The Central Bank of Liberia (CBL) has strongly defended the financial soundness of the Liberian Bank for Development and Investment (LBDI) dispelling media reports that LBDI is nearing insolvency. In a statement issued on Tuesday, January 14, the CBL informed the public that LBDI is liquid, solvent and financially sound.
The CBL expressed serious concern over the story carried on the front page of the News Newspaper and the Concord Times alleging that LBDI is becoming insolvent. The CBL described the publication in the two journals as a mere falsehood that is far from the truth.
“As part of the CBL’s regulatory requirements,” the CBL explained “LBDI, like other banks in Liberia, publishes its financial statements on a quarterly basis in the local dailies.” According to the CBL, the publication of these financial statements is a manifestation of transparency and information disclosure, which is a requirement under the new Financial Institution Act of 1999 and the International Financial Reporting Standards (IFRS) adopted by the CBL.
The CBL noted that its financial soundness indicators show that LBDI’s liquidity ratio is 47%, which is 32% above the minimum 15% prudential requirement. The CBL disclosed that the current capital adequacy ratio (CAR) of LBDI is 19%, which is 9% above the minimum capital requirement.
The CBL also disclosed that LBDI’s reserves with the CBL collectively are more than US$40 million. “Against this background,” the CBL noted “it is quite obvious that the story about the government of Liberia (GOL) writing the CBL to loan LBDI US$7.5 million is untrue, baseless, and malicious.”
Being the regulator of banks and non-bank financial institutions, the CBL intoned that it has been robust in the examination of financial institutions, using risk-based supervision as one of its key tools.
The Central Bank noted that it has son-site examiners that conduct examination of financial institutions on routine basis, and respond to early warning signals from any bank.
“There is also an off-site surveillance team that analyses various financial reports submitted at different intervals to the CBL,” the Central Bank stressed. The CBL has meanwhile made it emphatically clear that it has at its disposal the requisite resources, which, in its capacity as the lender of last resort, could provide a cushion for any bank should there be a liquidity crisis.
LBDI president and CEO John B. S. Davies, III described the publication in the two journals as “planted adverts loaded with a barrage of misinformation intended to cause panic and create confidence crises by causing a run on the Bank.”
Mr.
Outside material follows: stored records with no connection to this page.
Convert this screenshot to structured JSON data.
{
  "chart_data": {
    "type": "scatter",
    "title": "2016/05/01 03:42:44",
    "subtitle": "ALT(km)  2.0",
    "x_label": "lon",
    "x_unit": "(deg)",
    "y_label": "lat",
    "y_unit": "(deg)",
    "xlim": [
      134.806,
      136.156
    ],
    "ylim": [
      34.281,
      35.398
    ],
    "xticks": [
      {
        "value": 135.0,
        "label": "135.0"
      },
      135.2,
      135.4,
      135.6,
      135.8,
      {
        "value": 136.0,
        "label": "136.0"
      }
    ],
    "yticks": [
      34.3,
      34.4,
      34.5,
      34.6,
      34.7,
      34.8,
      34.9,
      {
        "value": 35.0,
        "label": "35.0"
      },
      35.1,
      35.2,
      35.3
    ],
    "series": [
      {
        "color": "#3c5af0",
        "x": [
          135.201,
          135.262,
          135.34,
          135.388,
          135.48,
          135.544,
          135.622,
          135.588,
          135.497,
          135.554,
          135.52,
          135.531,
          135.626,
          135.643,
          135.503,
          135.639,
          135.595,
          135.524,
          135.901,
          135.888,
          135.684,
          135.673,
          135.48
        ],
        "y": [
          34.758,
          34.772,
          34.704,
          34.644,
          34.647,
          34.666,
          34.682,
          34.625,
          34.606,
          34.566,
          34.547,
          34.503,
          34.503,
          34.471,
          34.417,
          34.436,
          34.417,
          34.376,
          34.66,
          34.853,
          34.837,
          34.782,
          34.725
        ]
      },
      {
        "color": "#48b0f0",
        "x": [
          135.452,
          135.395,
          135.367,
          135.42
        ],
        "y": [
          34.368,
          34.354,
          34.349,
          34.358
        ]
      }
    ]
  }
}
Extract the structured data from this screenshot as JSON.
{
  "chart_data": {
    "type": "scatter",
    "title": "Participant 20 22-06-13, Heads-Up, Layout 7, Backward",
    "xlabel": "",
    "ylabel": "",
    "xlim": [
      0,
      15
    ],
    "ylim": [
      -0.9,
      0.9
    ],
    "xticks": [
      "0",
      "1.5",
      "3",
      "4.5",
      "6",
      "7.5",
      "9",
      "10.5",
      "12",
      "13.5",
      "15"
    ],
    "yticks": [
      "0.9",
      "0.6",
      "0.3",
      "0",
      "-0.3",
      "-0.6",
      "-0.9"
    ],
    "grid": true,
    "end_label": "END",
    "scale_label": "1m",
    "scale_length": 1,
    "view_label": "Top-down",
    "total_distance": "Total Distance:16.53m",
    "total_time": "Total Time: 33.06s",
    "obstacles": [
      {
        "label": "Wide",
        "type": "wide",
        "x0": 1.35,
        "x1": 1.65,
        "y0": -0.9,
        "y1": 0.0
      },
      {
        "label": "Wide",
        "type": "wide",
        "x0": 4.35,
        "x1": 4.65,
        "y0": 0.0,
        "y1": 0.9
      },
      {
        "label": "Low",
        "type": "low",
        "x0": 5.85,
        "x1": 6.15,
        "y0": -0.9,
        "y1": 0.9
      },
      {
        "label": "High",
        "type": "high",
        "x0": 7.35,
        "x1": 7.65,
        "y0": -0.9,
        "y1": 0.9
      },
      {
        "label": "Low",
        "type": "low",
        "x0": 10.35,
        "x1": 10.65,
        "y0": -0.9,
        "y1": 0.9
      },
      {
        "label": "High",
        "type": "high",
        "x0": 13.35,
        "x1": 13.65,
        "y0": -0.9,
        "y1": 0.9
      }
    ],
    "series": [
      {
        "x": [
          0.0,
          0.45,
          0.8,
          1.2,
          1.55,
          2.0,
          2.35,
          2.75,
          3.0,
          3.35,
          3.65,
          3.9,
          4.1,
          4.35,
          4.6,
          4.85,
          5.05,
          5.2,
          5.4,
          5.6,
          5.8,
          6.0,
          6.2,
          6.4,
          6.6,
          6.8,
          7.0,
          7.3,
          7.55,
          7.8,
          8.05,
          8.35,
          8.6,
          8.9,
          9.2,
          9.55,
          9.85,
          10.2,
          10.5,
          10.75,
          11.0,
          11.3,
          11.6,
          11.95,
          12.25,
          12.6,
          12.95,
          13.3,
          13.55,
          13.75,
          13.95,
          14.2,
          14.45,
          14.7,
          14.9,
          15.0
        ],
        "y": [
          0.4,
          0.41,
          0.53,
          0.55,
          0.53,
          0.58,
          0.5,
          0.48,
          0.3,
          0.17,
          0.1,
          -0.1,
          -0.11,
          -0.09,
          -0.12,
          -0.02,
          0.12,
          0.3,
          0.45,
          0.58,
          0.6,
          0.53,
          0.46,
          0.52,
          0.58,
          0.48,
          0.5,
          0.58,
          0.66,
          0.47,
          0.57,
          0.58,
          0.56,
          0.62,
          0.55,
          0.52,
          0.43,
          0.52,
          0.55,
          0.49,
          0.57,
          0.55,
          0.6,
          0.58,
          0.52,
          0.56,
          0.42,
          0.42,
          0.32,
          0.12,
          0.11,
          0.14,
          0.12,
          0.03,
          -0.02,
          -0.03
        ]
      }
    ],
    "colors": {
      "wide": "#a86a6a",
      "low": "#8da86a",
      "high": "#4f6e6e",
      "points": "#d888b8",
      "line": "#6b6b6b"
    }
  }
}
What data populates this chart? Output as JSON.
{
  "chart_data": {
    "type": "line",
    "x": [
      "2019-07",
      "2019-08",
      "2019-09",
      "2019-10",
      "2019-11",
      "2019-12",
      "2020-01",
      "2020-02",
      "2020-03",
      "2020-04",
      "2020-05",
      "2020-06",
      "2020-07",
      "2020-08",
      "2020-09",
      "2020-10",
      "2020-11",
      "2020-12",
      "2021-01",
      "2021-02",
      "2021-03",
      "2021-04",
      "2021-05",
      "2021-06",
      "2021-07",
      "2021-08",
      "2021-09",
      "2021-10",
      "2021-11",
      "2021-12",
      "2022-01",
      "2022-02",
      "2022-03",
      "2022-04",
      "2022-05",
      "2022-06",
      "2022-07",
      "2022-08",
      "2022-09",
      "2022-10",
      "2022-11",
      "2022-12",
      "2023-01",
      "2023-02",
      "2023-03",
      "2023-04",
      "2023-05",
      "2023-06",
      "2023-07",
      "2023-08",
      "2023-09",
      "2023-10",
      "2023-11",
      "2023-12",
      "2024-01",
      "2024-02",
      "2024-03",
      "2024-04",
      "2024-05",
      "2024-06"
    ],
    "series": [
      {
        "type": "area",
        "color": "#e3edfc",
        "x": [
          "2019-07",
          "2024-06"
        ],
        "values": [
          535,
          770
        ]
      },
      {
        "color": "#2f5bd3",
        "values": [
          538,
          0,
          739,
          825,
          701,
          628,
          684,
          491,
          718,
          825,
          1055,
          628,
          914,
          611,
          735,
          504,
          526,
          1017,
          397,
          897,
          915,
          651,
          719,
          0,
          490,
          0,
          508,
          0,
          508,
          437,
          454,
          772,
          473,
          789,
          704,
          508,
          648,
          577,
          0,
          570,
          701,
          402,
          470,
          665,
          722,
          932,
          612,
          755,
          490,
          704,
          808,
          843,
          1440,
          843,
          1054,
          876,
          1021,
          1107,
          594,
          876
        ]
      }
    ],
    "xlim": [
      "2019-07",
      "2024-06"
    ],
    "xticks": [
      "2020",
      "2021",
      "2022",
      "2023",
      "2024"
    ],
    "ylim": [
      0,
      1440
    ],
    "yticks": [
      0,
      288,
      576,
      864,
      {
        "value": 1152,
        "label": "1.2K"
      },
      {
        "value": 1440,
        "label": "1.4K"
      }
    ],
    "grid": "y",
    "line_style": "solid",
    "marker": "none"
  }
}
Davies told a crowded news conference on Tuesday that LBDI is considering commencing a legal process against the two papers. He, however, clarified that the Bank’s Management will first meet with the Management of the two media institutions in order to ascertain the motives behind the publication.
LBDI was created by an Act of the National Legislature in 1961 under the joint initiative of the Liberian government and major international financial institutions who purchased equity in the Bank namely: International Financial Corporation (IFC), Commonwealth Development Corporation (CDC) Capital Partners, European Investment Bank (EIB), Groupe Agence Franicais de Development (GAFD), and Deutsche Investitions-und Entwicklungesllchaft (DEG), over 150 private Liberians, other international and local institutions. Foreign shareholding is 44.47% and local shareholding is 55.53%.
LBDI is predominantly a privately owned institution under private management and a Board of Directors elected annually by its Shareholders.
The Bank commenced operations in 1965 as Liberian Bank for Industrial Development and Investment. Under an amendment in 1974, the name was changed to the Liberian Bank for Development & Investment (LBDI). A further amendment in 1988 allowed the Bank to engage in hybrid banking (commercial and development banking activities), to compliment its development objectives.